A legal challenge has halted a strike ballot among 10,000 HGV drivers working across Britain for Royal Mail.
Managers had raised questions about the vote even before it began – but also offered talks over the dispute.
Although they are a relatively small group of workers, these drivers are critical to the movement of mail and a strike would have a big effect.
The dispute stems from the loss of earnings which drivers face when new restrictions on hours due to the Road Transport Directive are brought in from April.
No drivers relish long hours and they should not be forced to work them, but nor do they look forward to the big cuts in pay which will result from curbs on working.

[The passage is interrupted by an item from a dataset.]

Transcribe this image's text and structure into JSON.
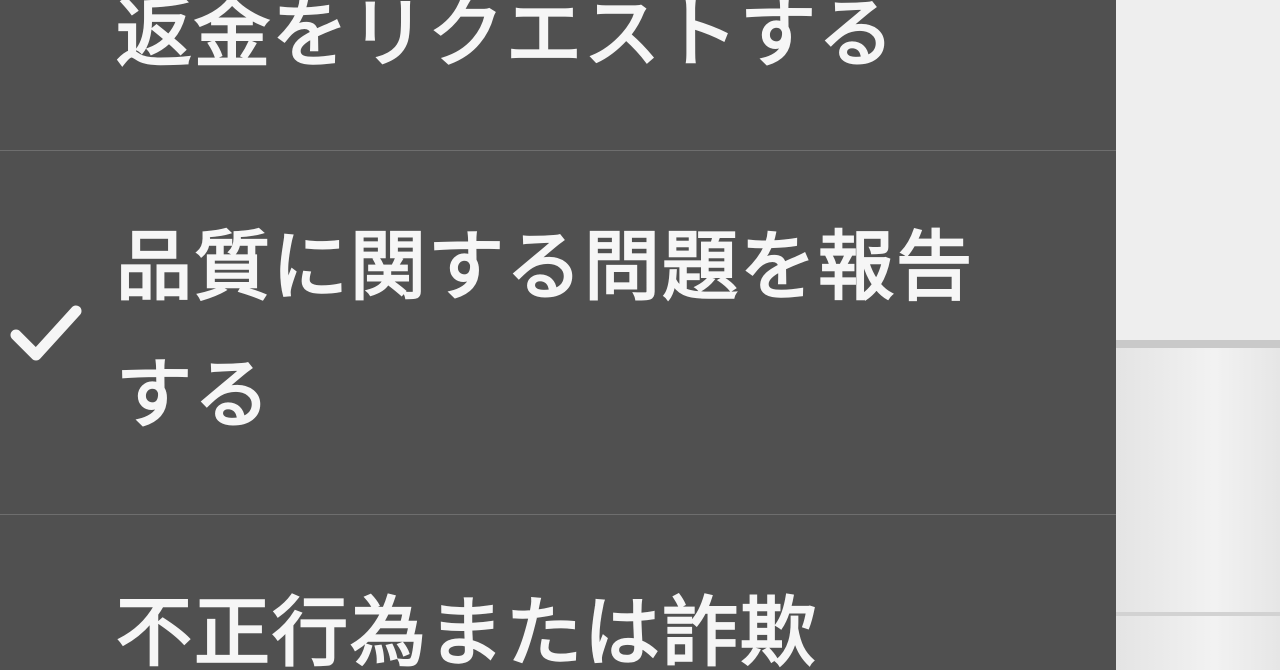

So drivers have demanded a substantial rise in basic pay so they can earn a living under the new rules.
Network drivers are content with the basic pay on offer, but very unhappy with the strings attached.
These would mean absolute “flexibility” and some unpaid meal breaks.
Area distribution drivers are angry at the money they have been offered and at the failure to distribute savings.
Royal Mail has threatened to recruit an army of agency drivers if the present workforce won’t accept the deal on offer.
This is a very serious challenge and in every locality CWU union members should be organising now for solidarity with the drivers and discussing their attitude in the event of a strike.
Talks are now taking place and the union will then decide whether there is a need to issue a further notice for an industrial action ballot.
The incident underlines the need to contest the anti-union laws.